Die Klima-Bilanz in Österreich seit September 2023 (Grafik: wetterblog.at)

1 Kommentar
  1. Franz Zeiler
    Franz Zeiler sagte:

    Servus Manuel,
    danke für die umfangreiche statistische Datenrecherche.

    Die Rasanz der Klimaänderung mit allen verbundenen Facetten (Hitz, Starkregen, tropische Verhältnisse …..) ist extrem beunruhigend. Anpassungen für Mensch und Ökosysteme sind kaum möglich. Seit längerem mache ich mir Gedanken und suche nach Ursachen, wodurch dieser “boost” ausgelöst wurde. Auch wenn die Wissenschaft noch keine belastbaren Erkenntnisse zu den Ursachen – abgesehen anthropogener Eintrag von Treibhausgasen in die Atmosphäre und Rückkopplungseffekte – liefert oder veröffentlicht, könnte ich mir vorstellen, das der Ausbruch des Unterwasservulkans 01/2022 beteiligt ist. Bei diesem Ereignis wurden große Mengen Wasserdampf, ein hochwirksames Treibhausgas, in die Stratosphäre befördert. Dadurch wurde der Treibhauseffekt verstärkt, die globale Erwärmung Erwärmung erhielt u.U. einen Schub.

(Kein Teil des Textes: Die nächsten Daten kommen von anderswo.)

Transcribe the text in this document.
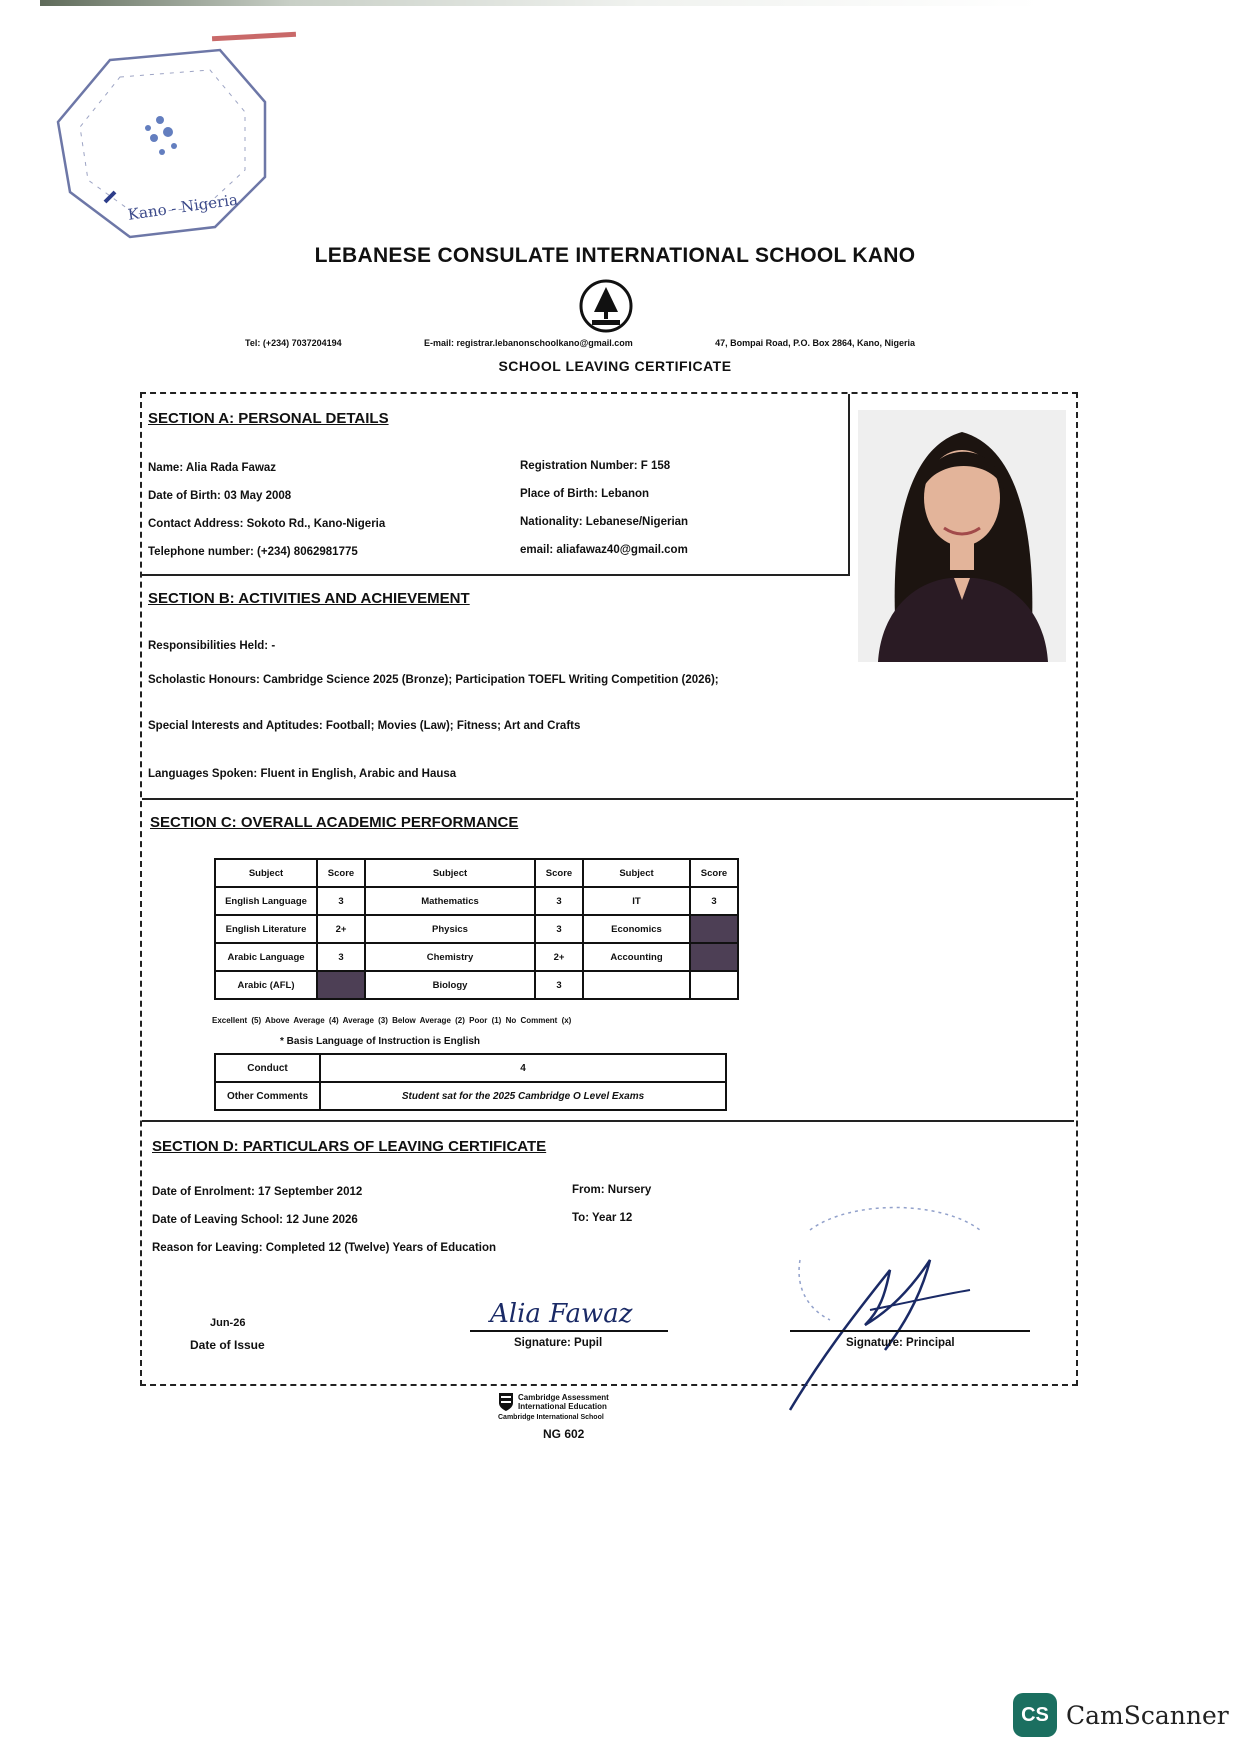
Kano - Nigeria
LEBANESE CONSULATE INTERNATIONAL SCHOOL KANO
Tel: (+234) 7037204194	E-mail: registrar.lebanonschoolkano@gmail.com	47, Bompai Road, P.O. Box 2864, Kano, Nigeria
SCHOOL LEAVING CERTIFICATE
SECTION A: PERSONAL DETAILS
Name: Alia Rada Fawaz
Date of Birth: 03 May 2008
Contact Address: Sokoto Rd., Kano-Nigeria
Telephone number: (+234) 8062981775
Registration Number: F 158
Place of Birth: Lebanon
Nationality: Lebanese/Nigerian
email: aliafawaz40@gmail.com
SECTION B: ACTIVITIES AND ACHIEVEMENT
Responsibilities Held: -
Scholastic Honours: Cambridge Science 2025 (Bronze); Participation TOEFL Writing Competition (2026);
Special Interests and Aptitudes: Football; Movies (Law); Fitness; Art and Crafts
Languages Spoken: Fluent in English, Arabic and Hausa
SECTION C: OVERALL ACADEMIC PERFORMANCE
Subject	Score	Subject	Score	Subject	Score
English Language	3	Mathematics	3	IT	3
English Literature	2+	Physics	3	Economics	
Arabic Language	3	Chemistry	2+	Accounting	
Arabic (AFL)		Biology	3		
Excellent (5) Above Average (4) Average (3) Below Average (2) Poor (1) No Comment (x)
* Basis Language of Instruction is English
Conduct	4
Other Comments	Student sat for the 2025 Cambridge O Level Exams
SECTION D: PARTICULARS OF LEAVING CERTIFICATE
Date of Enrolment: 17 September 2012
Date of Leaving School: 12 June 2026
Reason for Leaving: Completed 12 (Twelve) Years of Education
From: Nursery
To: Year 12
Jun-26
Date of Issue
Alia Fawaz
Signature: Pupil	Signature: Principal
Cambridge Assessment
International Education
Cambridge International School
NG 602
CS CamScanner
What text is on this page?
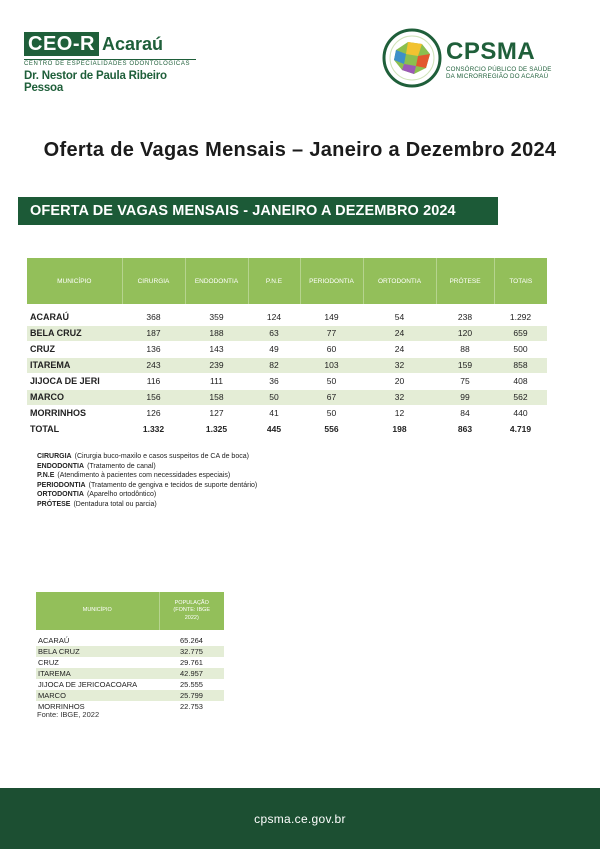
CEO-R Acaraú
CENTRO DE ESPECIALIDADES ODONTOLÓGICAS
Dr. Nestor de Paula Ribeiro Pessoa
CPSMA
CONSÓRCIO PÚBLICO DE SAÚDE
DA MICRORREGIÃO DO ACARAÚ
Oferta de Vagas Mensais – Janeiro a Dezembro 2024
OFERTA DE VAGAS MENSAIS - JANEIRO A DEZEMBRO 2024
MUNICÍPIO	CIRURGIA	ENDODONTIA	P.N.E	PERIODONTIA	ORTODONTIA	PRÓTESE	TOTAIS

ACARAÚ	368	359	124	149	54	238	1.292
BELA CRUZ	187	188	63	77	24	120	659
CRUZ	136	143	49	60	24	88	500
ITAREMA	243	239	82	103	32	159	858
JIJOCA DE JERI	116	111	36	50	20	75	408
MARCO	156	158	50	67	32	99	562
MORRINHOS	126	127	41	50	12	84	440
TOTAL	1.332	1.325	445	556	198	863	4.719
CIRURGIA (Cirurgia buco-maxilo e casos suspeitos de CA de boca)
ENDODONTIA (Tratamento de canal)
P.N.E (Atendimento à pacientes com necessidades especiais)
PERIODONTIA (Tratamento de gengiva e tecidos de suporte dentário)
ORTODONTIA (Aparelho ortodôntico)
PRÓTESE (Dentadura total ou parcia)
MUNICÍPIO	POPULAÇÃO
(FONTE: IBGE
2022)

ACARAÚ	65.264
BELA CRUZ	32.775
CRUZ	29.761
ITAREMA	42.957
JIJOCA DE JERICOACOARA	25.555
MARCO	25.799
MORRINHOS	22.753
Fonte: IBGE, 2022
cpsma.ce.gov.br
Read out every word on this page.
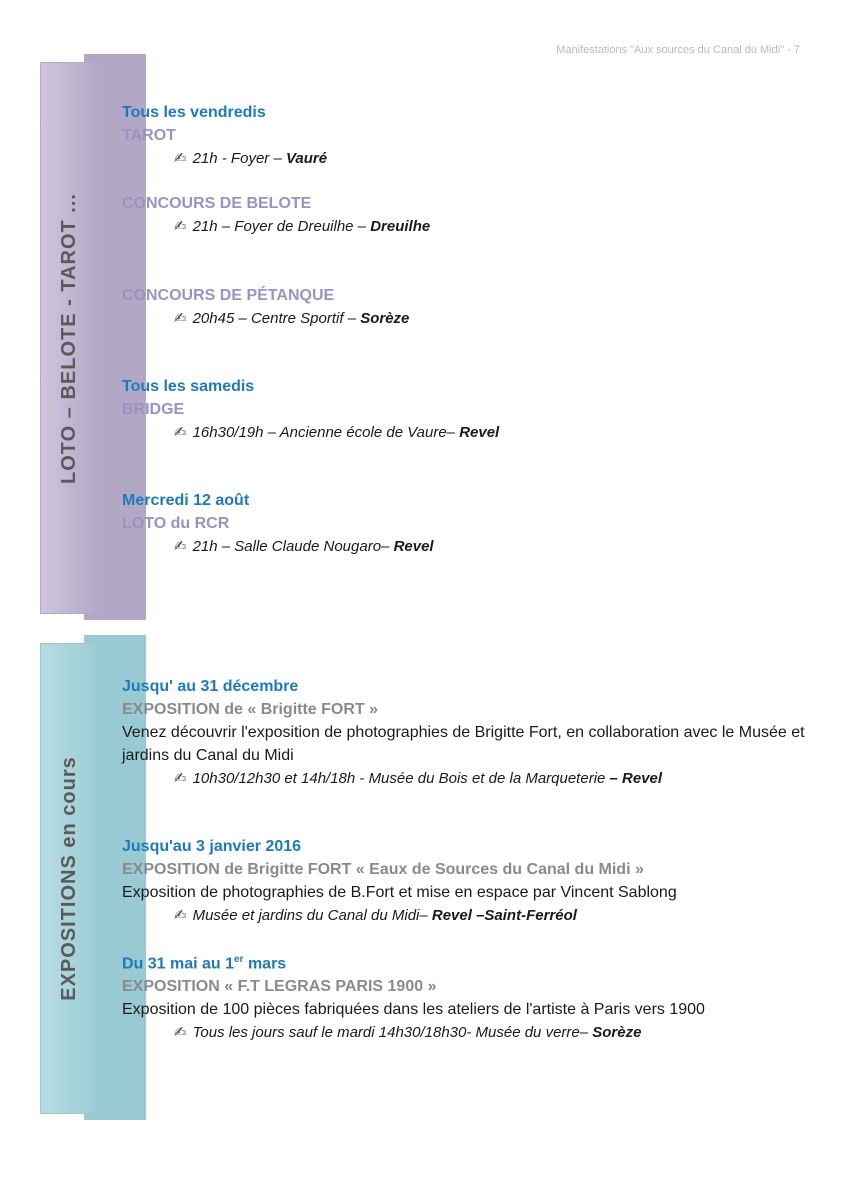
Manifestations "Aux sources du Canal du Midi" - 7
LOTO – BELOTE - TAROT ...
EXPOSITIONS en cours
Tous les vendredis
TAROT
✍ 21h - Foyer – Vauré
CONCOURS DE BELOTE
✍ 21h – Foyer de Dreuilhe – Dreuilhe
CONCOURS DE PÉTANQUE
✍ 20h45 – Centre Sportif – Sorèze
Tous les samedis
BRIDGE
✍ 16h30/19h – Ancienne école de Vaure– Revel
Mercredi 12 août
LOTO du RCR
✍ 21h – Salle Claude Nougaro– Revel
Jusqu' au 31 décembre
EXPOSITION de « Brigitte FORT »
Venez découvrir l'exposition de photographies de Brigitte Fort, en collaboration avec le Musée et jardins du Canal du Midi
✍ 10h30/12h30 et 14h/18h - Musée du Bois et de la Marqueterie – Revel
Jusqu'au 3 janvier 2016
EXPOSITION de Brigitte FORT « Eaux de Sources du Canal du Midi »
Exposition de photographies de B.Fort et mise en espace par Vincent Sablong
✍ Musée et jardins du Canal du Midi– Revel –Saint-Ferréol
Du 31 mai au 1er mars
EXPOSITION « F.T LEGRAS PARIS 1900 »
Exposition de 100 pièces fabriquées dans les ateliers de l'artiste à Paris vers 1900
✍ Tous les jours sauf le mardi 14h30/18h30- Musée du verre– Sorèze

    Siehe: https://de.wikipedia.org/wiki/Vulkanausbruch_des_Hunga_Tonga_2022

    Man beachte auch den globalen Temperaturanstieg in den letzten 2-3 Jahren im ClimateReorganizer:

    https://www.wettereck-triestingtal.at/wp-content/uploads/2024/09/04.09.2024.Temperatur-global.png

    Quelle: https://climatereanalyzer.org/

    Natürlich fällt auch ElNino in diese Zeit und wirkt wahrscheinlich trotz begonnener LaNina Phase noch nach.
    Ich würde mich über deine Meinung zu meinen Überlegungen freuen!